Ex-Tesla, an OpenAI exec, starts an AI education startup with the aim of creating virtual teaching assistants using generative AI.
According to a social media post on the X platform on July 16, Andrej Karpathy, who co-founded OpenAI and directed artificial intelligence for Tesla, is establishing a venture called Eureka Labs to establish “a new type of school that is AI-native.”
Eureka is developing virtual teaching assistants that generative AI powers. This technology will enable a significantly greater number of students to access top-tier courses without compromising the personalized interactions that are a hallmark of in-person learning.
The startup’s ultimate objective is to provide students worldwide access to top-tier educators and coursework, irrespective of geographical and linguistic constraints.
In the post, Karpathy stated, “Unfortunately, subject matter experts who are deeply passionate, great at teaching, infinitely patient, and fluent in all of the world’s languages are also very scarce and cannot personally tutor all 8 billion of us on demand…” “However, the learning experience appears manageable in light of the recent advancements in generative AI.”
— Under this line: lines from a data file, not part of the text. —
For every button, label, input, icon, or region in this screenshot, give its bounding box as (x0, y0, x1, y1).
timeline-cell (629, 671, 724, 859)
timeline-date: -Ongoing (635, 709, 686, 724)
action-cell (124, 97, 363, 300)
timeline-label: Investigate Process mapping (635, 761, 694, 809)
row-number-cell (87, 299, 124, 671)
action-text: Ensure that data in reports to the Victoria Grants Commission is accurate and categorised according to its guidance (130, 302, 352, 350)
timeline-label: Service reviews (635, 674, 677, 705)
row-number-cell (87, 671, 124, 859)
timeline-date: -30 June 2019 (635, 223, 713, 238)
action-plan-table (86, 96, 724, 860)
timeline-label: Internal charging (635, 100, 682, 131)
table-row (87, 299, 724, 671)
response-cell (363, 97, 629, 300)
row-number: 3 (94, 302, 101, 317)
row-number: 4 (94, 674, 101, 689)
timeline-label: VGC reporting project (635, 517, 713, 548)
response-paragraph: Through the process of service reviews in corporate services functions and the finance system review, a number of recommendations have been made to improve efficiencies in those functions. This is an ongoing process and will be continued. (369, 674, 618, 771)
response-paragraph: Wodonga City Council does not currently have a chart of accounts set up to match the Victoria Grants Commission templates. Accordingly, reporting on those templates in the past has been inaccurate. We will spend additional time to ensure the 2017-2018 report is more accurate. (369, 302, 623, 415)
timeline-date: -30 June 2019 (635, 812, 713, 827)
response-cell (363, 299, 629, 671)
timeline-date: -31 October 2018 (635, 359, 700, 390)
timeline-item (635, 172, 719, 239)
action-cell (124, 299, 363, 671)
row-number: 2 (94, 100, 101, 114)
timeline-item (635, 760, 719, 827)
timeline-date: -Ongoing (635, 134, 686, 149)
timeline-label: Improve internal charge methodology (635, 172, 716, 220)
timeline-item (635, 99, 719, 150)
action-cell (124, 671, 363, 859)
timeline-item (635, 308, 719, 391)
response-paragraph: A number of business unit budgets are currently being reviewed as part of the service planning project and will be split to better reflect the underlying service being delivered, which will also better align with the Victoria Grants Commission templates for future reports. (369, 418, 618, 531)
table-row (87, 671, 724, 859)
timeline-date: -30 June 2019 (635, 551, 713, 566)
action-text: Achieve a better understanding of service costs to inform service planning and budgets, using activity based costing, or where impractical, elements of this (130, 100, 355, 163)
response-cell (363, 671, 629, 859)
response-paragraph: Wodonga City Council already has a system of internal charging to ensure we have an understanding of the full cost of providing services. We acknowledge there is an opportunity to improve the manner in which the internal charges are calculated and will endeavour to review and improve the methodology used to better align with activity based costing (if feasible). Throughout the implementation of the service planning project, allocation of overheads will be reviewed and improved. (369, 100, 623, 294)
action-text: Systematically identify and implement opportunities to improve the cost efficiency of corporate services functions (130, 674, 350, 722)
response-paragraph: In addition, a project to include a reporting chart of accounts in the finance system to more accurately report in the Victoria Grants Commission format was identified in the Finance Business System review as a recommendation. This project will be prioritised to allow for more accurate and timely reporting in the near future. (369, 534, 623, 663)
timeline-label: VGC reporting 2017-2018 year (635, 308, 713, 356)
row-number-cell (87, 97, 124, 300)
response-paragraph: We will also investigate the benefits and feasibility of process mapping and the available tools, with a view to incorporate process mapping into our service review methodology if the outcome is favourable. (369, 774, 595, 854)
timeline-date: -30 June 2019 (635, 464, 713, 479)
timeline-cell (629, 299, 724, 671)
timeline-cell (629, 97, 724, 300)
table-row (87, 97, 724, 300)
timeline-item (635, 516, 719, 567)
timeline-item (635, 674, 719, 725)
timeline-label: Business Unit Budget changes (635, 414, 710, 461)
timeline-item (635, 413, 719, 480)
The initial product of Eureka will be an undergraduate AI course under the name LLM101n. Students will be guided through the process of training an AI that is comparable to the AI Teaching Assistant in the course.
In addition to digital and physical cohorts, materials will be accessible online, enabling students to advance through the course in small groups.
Karpathy elaborated, “The teacher still designs the course materials, but they are supported, leveraged, and scaled by an AI Teaching Assistant optimized to assist students in navigating them.”
Karpathy has a wealth of experience at the vanguard of AI. Before co-founding OpenAI, a company specializing in deep learning and computer vision, he was the leader in developing Tesla’s Autopilot autonomous driving technology.
According to Karpathy, “If we are successful, it will be effortless for anyone to acquire any knowledge, thereby expanding the scope of education in both its reach (a large number of individuals learning a particular subject) and its extent (a single individual learning a vast number of subjects, surpassing what is currently feasible without guidance).”